A ceasefire in name only
The strike fell on the 78th anniversary of the Nakba, the displacement of roughly 750,000 Palestinians during the 1948 war. It also fell during what is nominally a ceasefire.
The Gaza truce took effect on October 10, 2025. Since then, more than 850 Palestinians have been killed in Israeli operations, according to the Gaza Health Ministry, which is staffed by medical professionals and viewed as generally reliable by the international community. The total death toll since the war began now exceeds 72,700.
Israel maintains it has the right to target Hamas members who refuse to disarm. Hamas accuses Israel of bombing civilians and breaching the truce’s terms. Both complaints have some basis in fact. Neither resolves the deadlock.

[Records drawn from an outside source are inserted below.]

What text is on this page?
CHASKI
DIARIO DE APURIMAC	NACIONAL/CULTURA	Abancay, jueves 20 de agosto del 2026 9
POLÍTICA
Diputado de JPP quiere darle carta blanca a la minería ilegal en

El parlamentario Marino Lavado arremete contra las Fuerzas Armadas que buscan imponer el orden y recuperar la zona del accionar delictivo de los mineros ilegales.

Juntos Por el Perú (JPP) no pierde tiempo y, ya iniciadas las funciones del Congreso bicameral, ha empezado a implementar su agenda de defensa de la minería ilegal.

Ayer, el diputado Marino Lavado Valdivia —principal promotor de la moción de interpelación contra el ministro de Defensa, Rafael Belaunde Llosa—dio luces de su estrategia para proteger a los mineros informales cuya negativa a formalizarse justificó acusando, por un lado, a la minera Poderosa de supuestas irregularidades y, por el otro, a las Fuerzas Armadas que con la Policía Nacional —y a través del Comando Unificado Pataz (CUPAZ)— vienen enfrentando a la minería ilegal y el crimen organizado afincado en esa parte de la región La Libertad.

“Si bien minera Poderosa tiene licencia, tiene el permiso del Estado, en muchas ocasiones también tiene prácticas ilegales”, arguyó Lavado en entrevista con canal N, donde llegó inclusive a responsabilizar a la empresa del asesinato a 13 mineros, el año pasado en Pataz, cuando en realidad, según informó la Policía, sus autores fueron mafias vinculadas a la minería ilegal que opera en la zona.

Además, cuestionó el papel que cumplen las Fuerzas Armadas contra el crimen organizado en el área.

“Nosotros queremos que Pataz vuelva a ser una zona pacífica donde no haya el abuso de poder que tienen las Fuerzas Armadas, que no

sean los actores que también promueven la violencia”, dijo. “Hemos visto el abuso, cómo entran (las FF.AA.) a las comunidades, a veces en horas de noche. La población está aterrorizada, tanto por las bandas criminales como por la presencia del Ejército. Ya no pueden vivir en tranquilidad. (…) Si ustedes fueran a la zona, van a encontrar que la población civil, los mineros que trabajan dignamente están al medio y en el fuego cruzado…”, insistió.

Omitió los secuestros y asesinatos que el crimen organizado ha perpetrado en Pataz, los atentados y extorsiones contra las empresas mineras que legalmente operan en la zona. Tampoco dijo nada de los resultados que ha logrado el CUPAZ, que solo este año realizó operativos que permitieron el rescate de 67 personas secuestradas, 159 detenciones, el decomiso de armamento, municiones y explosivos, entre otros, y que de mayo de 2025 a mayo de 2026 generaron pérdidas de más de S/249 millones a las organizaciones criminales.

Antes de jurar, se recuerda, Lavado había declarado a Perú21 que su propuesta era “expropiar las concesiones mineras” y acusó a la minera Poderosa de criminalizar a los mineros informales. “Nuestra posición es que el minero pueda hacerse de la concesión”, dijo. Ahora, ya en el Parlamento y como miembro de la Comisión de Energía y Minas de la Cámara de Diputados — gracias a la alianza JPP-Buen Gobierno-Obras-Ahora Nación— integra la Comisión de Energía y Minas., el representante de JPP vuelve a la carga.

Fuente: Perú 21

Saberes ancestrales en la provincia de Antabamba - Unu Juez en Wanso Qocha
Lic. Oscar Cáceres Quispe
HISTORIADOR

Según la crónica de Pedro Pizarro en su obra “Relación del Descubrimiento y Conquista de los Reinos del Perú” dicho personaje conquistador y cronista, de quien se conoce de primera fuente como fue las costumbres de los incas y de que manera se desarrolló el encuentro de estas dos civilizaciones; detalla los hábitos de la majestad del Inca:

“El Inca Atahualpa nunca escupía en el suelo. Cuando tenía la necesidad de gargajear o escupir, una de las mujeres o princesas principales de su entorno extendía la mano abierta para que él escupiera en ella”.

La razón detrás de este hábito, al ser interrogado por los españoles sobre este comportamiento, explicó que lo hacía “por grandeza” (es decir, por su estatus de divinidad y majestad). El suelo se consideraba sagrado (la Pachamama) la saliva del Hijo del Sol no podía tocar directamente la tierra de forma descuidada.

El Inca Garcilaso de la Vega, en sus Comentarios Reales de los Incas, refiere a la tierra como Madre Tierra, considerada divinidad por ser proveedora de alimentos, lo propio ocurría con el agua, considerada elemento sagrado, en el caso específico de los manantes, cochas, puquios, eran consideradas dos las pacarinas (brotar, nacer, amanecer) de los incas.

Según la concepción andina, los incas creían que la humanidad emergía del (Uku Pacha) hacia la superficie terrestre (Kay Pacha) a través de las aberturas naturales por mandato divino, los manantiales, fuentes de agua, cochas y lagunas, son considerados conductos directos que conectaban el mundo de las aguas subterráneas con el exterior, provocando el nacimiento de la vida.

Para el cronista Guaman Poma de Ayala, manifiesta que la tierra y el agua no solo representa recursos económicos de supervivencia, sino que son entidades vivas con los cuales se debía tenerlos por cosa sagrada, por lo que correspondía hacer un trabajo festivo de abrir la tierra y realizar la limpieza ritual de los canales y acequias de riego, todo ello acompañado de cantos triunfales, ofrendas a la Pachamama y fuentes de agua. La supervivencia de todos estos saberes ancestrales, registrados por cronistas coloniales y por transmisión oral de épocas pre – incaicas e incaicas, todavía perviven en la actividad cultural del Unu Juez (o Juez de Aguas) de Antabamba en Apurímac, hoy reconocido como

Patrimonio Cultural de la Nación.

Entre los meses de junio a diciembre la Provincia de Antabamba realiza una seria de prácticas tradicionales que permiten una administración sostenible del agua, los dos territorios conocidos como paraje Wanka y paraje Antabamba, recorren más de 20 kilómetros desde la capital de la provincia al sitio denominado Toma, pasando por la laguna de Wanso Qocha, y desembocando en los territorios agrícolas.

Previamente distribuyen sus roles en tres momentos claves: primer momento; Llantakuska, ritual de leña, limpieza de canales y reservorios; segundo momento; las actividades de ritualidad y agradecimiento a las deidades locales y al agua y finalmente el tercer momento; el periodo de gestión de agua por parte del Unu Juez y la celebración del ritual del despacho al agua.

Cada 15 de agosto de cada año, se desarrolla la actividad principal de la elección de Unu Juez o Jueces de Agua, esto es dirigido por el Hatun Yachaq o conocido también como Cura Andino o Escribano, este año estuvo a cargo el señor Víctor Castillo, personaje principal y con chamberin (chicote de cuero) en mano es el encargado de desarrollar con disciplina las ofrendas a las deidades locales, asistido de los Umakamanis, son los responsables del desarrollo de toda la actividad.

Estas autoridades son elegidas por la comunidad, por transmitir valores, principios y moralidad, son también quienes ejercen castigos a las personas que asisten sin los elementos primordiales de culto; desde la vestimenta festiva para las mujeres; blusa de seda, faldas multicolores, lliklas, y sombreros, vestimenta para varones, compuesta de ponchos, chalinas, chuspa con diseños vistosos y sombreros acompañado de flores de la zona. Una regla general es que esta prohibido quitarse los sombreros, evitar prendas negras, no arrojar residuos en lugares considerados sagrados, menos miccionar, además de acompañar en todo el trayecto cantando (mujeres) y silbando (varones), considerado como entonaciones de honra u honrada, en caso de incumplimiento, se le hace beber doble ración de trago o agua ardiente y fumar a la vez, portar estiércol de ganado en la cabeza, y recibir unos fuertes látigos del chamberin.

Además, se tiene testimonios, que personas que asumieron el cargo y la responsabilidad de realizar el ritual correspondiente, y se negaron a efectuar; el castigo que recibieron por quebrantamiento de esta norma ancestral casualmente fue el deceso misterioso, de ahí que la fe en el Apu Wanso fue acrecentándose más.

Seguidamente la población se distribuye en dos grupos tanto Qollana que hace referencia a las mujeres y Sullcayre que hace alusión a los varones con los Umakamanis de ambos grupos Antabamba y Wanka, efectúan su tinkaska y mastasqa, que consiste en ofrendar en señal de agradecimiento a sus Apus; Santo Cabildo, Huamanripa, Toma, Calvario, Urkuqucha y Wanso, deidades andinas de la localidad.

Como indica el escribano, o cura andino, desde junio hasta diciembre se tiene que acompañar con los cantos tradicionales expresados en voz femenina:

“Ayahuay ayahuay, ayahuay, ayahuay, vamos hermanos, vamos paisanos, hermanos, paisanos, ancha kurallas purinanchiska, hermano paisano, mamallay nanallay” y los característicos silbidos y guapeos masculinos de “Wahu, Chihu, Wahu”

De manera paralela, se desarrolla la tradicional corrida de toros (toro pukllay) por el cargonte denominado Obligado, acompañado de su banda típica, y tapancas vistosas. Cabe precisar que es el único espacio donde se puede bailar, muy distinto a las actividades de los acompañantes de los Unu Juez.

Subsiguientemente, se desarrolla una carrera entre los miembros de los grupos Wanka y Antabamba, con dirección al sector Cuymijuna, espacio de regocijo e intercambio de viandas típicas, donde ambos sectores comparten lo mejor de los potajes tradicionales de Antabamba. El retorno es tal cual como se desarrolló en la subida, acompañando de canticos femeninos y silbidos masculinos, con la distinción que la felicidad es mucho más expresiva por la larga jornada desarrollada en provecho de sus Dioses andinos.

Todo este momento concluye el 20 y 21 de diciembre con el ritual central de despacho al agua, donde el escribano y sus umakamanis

US-led peace efforts have stalled since the start of the Iran war, according to BBC reporting. A second phase of the Trump administration’s plan, announced in January, envisioned a transitional technocratic administration governing Gaza alongside demilitarization and reconstruction. Disarmament talks remain deadlocked. Hamas has reactivated its police force and is reasserting authority on the ground.
Netanyahu and Katz said al-Haddad “refused to implement the agreement led by US President Trump to disarm Hamas and demilitarise the Gaza Strip.” Their statement ended with a warning: “Sooner or later, Israel will reach you.”
The families living in the Al-Mu’taz building were not addressed.